Did you think I'm doing it to improve my own fertility? Not likely.
During The Little Madam's afternoon nap today, I did my exercises (despite soreness from yesterday's) and still had a little time left over.
It's about time I read something that wasn't about parenting, so I pulled The New Golden Bough from my bookshelf and settled down on the couch for some mythology-anthropology.
Did you know that only around a hundred years ago, European villagers were getting their young and nubile to get jiggy amongst the crops, in order to ensure a good harvest? And I used to think that the penis-worshippers in The Wicker Man were a bit over-the-top...
4 comments:
You put me to shame with the exercise. I really need to try and incorporate something like that into my routine too.
mtnw: save the shame for when I win a body-building contest (yeah right). It's only been 3 days; plenty of time for me to lose motivation...
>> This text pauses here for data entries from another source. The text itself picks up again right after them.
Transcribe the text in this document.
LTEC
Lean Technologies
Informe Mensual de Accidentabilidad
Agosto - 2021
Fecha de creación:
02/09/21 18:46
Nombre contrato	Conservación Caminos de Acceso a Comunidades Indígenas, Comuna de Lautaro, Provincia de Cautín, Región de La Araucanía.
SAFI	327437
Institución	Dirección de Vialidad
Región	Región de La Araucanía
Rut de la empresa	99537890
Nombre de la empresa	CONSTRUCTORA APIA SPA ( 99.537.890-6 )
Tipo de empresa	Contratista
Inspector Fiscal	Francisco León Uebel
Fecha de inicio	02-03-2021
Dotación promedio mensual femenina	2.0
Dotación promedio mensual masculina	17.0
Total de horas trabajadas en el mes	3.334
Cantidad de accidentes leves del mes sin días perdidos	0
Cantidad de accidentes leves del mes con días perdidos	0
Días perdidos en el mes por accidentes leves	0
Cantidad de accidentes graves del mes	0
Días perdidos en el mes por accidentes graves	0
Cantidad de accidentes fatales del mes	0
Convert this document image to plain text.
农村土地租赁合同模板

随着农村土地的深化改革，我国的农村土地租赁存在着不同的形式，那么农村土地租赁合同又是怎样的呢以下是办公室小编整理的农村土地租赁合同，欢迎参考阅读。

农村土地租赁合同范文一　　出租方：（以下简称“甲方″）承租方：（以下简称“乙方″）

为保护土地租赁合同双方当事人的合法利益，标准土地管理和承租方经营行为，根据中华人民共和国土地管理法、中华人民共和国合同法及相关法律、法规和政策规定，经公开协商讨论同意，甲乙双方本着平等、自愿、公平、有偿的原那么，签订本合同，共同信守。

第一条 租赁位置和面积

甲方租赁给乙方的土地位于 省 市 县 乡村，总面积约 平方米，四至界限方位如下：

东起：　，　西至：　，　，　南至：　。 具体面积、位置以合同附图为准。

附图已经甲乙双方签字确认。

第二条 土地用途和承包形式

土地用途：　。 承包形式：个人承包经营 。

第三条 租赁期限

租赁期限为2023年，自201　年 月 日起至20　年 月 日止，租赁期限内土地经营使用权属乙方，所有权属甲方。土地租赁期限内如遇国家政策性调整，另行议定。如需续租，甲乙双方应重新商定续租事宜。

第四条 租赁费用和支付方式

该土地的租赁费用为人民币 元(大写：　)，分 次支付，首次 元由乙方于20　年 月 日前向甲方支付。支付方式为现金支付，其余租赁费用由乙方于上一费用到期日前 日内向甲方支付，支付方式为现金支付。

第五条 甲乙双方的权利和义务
You think they've stopped? (the ritual jiggy, I mean)
It's just an extension of that august (lower case 'a') Church of England festival known as Rogation Day, explained to me by an Anglican vicar as 'Dear God, let it rain a bit, and be sunshiny a bit, and please God let our crops grow.' Some would say the jiggy would be more effective :)
Any excuse...in fact that's something that ought to be on the list of 150 things to do before we die
cathi: well, I wouldn't be surprised if the young and nubile are still getting jiggy amongst the crops, but perhaps they aren't doing it for the harvest...
If it has anything to do with Rogation Day, then maybe it should be renamed Rogering Day.